La Gazzetta dello Sport (E. Esposito, V. Piccioni) – No, cosi no, non può essere. Maledetti rigori, ancora loro. Come 39 anni fa. E pensare che era stato tutto così bello: la vigilia, l’attesa, l’inizio, Francesco Totti che “posta” la coreografia con il gigantesco “Figli della lupa”, una collezione fantastica di sorrisi, di là e di qua, a Budapest e a Roma, alla Puskas Arena e all’Olimpico, tanti segni premonitori, la sensazione di una serata magica, gli inni giallorossi cantati a squarciagola. Fino al gol di Paulo Dybala, e chi se non lui. Tutto perfetto. Una notte delle favole, delle lacrime, una notte in cui sembrava che uno scatenato entusiasmo avesse battuto quattro a zero ogni forma di scaramanzia.

C’era pure la storia di mezzo, la storia dei due stadi: Ferenc Puskas, a cui è intitolata l’Arena della capitale ungherese, segnò la prima doppietta del lungo romanzo dello stadio Olimpico nel 3-0 che la sua nazionale rifilò all’Italia. Magari da lassi qualche parolina l’avrebbe potuta dire. Un “trattami bene Roma”. E invece no. E invece ora c’è un altro pezzo di storia, tristemente molto più noto, che riempie di questa notte il sogno diventato incubo, i maledetti rigori di Roma-Liverpool del 1984, proprio all’Olimpico. Più romanisti No, così no, non può essere.

Sulle strade di Budapest, e più tardi allo stadio, la supremazia numerica della tifoseria giallorossa si era fatta con il passare delle ore schiacciante. Cori, sciarpe e birre senza eccedere nei punti di ritrovo allestiti dalla Uefa, il Fan Festival di piazza degli Eroi (qui le due tifoserie si sono pure mischiate) e la Fan Zone esclusivamente romanista del City Park.

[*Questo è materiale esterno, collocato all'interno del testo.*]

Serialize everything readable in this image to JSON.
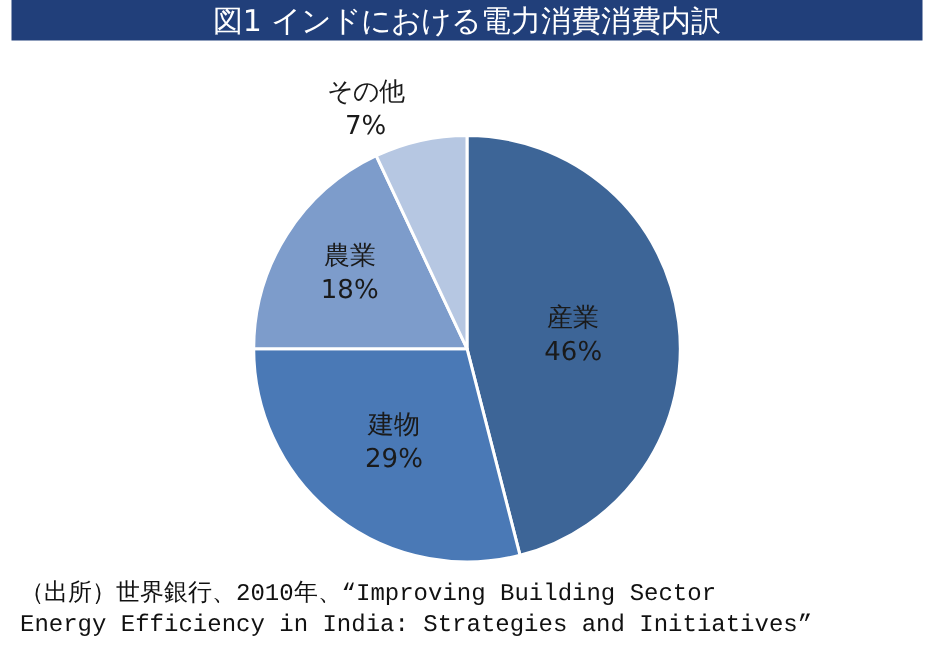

Il corteo dei tifosi, sorvegliatissimo dalla polizia ungherese, è stato molto vivace ma composto. 

No, così no, non può essere. Con un Olimpico che s’e riempito all’improvviso, proprio come fanno gli stadi spagnoli. Con quella prima inquadratura dei tifosi giallorossi di Budapest che ha prodotto il primo applauso con lo speaker a dire: “Questi sono i nostri!”. E poi il primo boato alla zoomata su Mourinho, l’urlo spezzato all’occasionissima di Spinazzola, i silenzi pieni di speranza al momento della Var per l’intervento su Abraham che ha fatto gridare al rigore. E poi quel gol che sembrava aver risolto tutto e invece non aveva ancora risolto niente come diceva Mourinho con quel gesticolare del tipo: “Calma, non è successo niente”.